I remember thinking at the time this would be the end of his campaign.  He’d never withstand the comment or the fallout.  Women would never forgive it.  However, I was thinking politically.  Not practically.  When I started hearing from women who’d call my show or comment on social media, I was brought back to reality.

The reality is men joke with other men about good-looking women all the time.  Do most sane people believe Donald Trump ever grabbed a woman in the way he joked?  Of course not.  Do most people agree when you’re a powerful, wealthy, celebrity, there are many women who are all-too-happy to be free with themselves?  Of course.   That’s as old as time. 

But let’s bring it back to the plain Johns and Janes of the world and how they interact.  Overwhelmingly, men work overtime to make sure not to offend women in their company.  Overwhelmingly, women aren’t scared to death of a man who touches them on the shoulder or back for a few seconds.  

This is not to diminish the severity of rape or true assault in any way.  That’s abhorrent, and any man who abuses women or forces himself on her deserves punishment to the fullest extent of the law.  

But that’s not what we’re talking about.  Democrats have decided to take it to the next level.  Every woman is to be believed no matter how baseless the accusations.  No matter a man’s intent or how innocent the incident may seem, it’s only the way his actions made the woman feel that matters.  

Leveling with you, I don’t think Joe Biden intentionally gropes people in public to get his jollies any more than I believe Donald Trump grabs p______.  I think one violates personal space rules for sure, but I don’t think he’s a sexual deviant.  The other makes off-color jokes about beautiful women, but I don’t think he assaults them. 

Similarly, I don’t think most women assign too much gravity to a man who violates personal space or makes an off-color joke.  I think they get together and roll their eyes about such behavior and make it a point to avoid anyone they’re truly uncomfortable around.  If it’s genuinely unavoidable, they take corrective action.

Bottom line, most women are strong enough to handle it their own way without the national outrage and discussions over “consent” to pat someone on the back. 

For instance, my wife isn’t a hugger.  I am a BIG hugger.  My entire family is.  My family greeted her warmly when they first met and still do twenty years later.  Did she ever ask my dad to stop hugging her as a greeting?  Nope, she just does it.  Not because she’s a pushover, and not that my dad wouldn’t stop if she asked him.  She simply knows the intent behind it.  

Also, she’s not insane with the constant rage of a liberal, but I digress.  

One of my all-time favorite church pastors - a kindly, cherubic man who was always smiling and always made you feel great to be around  - was also a hugger.  As the congregation filed out of service every Sunday, he’d grab your hand, pull you in and squeeze you in a hug.  I loved it.  He felt like a grandfatherly figure to me.  But my wife dreaded the same interaction. 

She could’ve gone out another exit.  She didn’t have to stand in line with me at all.  Would the pastor have stopped hugging her if she’d said something?
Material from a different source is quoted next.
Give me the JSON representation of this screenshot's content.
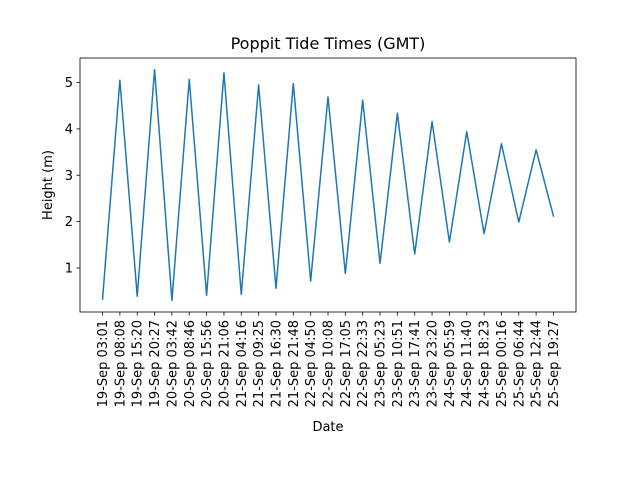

Undoubtedly.  But my wife wouldn’t do that.  Why?  Because she didn’t think our pastor was a predator, and neither did the hundreds of others in his embrace. 

In today’s political world, liberals probably view my dad and my former pastor as predatory monsters, too. They likely view my wife as a voiceless victim in desperate need of a vagina-hat wearing champion to defend her. 

In the real world where the rest of us live, most liberals could just use a hug.